23. In his defence, the Appellant’s witness, Harum Mugenya Kiige, testified that on 1st November 2021, he was in Komarock in Nairobi when he got drugged and as a result lost valuable including his cheque book. It was his case that he reported to his bank and requested it to block the cheque book of account No. 1178920976 belonging to Appellant herein.
24. It was further his further evidence that he received a call from the Bank asking him to authorize the payment of the cheque that as deposited by the Respondent and that he went to the Bank and stopped the payment. To that end, he produced the letter dated 26th April 2022 and denied ever issuing a cheque to the Respondent. On cross-examination, he admitted that the cheque was the Appellant’s cheque, drawn in favour of the Respondent.
25. Section 3 of the Bills of Exchange Act defines a ‘bill of exchange’ as an unconditional order in writing, addressed by one person to another, signed by the person giving it, requiring the person to whom it is addressed to pay on demand or at a fixed or determinable future time a sum certain in money to or to the order of a specified person or to bearer.
26. From the record, there is proof enough that indeed the Respondent received a cheque or a bill of exchange from the Appellant. The Standard Chartered cheque report, which contains the front and the back-side photocopy of the cheque in question, produced as P. Exh. 1 fortifies that evidence. It shows that the cheque was drawn on 3rd February 2022 by the Appellant in favour of the Respondent and, therefore, in tandem with the law.
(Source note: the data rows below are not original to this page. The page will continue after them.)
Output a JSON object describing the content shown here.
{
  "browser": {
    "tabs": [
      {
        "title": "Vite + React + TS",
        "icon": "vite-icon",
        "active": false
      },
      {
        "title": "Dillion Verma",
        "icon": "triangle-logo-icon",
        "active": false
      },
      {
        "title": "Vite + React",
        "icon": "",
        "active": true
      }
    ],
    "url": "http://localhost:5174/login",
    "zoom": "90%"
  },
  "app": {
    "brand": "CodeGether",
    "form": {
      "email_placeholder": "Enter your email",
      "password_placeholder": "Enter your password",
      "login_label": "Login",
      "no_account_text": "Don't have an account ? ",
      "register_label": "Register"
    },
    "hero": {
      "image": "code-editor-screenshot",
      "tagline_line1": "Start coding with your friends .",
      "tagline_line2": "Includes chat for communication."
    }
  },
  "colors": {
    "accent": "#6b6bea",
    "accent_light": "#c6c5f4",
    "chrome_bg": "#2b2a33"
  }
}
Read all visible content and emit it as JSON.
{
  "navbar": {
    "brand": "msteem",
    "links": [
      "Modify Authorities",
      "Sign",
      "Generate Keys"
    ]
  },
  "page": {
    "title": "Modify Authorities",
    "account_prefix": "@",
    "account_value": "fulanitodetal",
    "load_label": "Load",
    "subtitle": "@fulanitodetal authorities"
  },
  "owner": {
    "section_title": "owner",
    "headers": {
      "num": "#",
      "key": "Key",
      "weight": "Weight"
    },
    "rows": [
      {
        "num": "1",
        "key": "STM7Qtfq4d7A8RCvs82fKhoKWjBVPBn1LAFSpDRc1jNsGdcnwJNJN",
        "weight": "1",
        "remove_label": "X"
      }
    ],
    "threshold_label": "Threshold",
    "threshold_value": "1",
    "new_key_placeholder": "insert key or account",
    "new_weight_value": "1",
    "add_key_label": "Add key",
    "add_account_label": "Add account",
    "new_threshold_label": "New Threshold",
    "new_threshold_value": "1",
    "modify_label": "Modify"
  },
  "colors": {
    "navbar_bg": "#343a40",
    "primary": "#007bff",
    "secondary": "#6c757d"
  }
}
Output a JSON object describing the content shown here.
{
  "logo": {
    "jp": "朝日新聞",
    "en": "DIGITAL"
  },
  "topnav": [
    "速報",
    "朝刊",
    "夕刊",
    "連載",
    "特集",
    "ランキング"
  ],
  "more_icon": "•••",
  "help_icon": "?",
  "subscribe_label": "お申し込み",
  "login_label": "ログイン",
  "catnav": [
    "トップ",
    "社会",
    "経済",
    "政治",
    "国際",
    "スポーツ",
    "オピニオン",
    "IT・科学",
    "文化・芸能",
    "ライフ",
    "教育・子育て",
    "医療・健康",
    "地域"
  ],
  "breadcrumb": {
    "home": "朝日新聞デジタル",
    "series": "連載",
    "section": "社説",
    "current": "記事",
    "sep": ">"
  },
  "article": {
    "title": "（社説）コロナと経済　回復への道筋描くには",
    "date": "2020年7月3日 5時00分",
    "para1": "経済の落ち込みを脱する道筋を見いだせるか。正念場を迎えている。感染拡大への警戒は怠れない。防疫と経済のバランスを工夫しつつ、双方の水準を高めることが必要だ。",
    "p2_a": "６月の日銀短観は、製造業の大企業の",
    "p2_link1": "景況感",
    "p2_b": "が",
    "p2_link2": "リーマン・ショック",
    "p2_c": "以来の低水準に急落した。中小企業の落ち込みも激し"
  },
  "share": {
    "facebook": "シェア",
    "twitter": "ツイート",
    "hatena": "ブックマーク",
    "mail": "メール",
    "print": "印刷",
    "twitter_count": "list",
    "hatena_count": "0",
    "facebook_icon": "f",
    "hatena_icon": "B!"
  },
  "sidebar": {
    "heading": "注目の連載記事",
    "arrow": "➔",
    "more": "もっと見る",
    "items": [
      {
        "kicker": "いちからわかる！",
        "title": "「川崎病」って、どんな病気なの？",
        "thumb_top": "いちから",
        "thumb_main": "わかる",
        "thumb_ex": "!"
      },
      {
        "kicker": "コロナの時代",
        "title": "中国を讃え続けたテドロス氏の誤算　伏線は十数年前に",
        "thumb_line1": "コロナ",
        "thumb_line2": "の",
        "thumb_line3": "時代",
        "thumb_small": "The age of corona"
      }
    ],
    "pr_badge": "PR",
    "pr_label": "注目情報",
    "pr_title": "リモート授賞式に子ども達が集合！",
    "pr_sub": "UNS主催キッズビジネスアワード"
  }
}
27. At the heart of this dispute is the allegation that the cheque was a forgery. The Appellant’s witness fronted the position that the cheque was drawn and issued to the Respondent not by the Appellant but by fraudsters. He claimed that he lost his valuables among them his cheque book when he was drugged at Komarock in Nairobi.
28. That claim rested solely on evidence and the onus of proving that the cheque was a forgery was a responsibility on the Appellant. Several concerns, however, come to the fore. Firstly, the Appellant’s claim that he lost his cheque book ought to have been evidenced by a report made to the Police and the issuance of a Police Abstract. These items ought to have been availed at the trial Court to prove the alleged theft and loss. Alternatively, any other form of evidence from the police to that end would have sufficed.
29. Concurrently, and secondly, the Appellant had the responsibility of immediately, upon the loss of the cheque book, to inform its Bank in order to forestall the fraudulent use of the cheques. However, the evidence has it that the Appellant did not do so, instead it was the Bank that called him to seek payment approval and that was when the Appellant stopped the payment. One, therefore, wonders why the Appellant did not act as expected of a prudent person whose cheque book was lost.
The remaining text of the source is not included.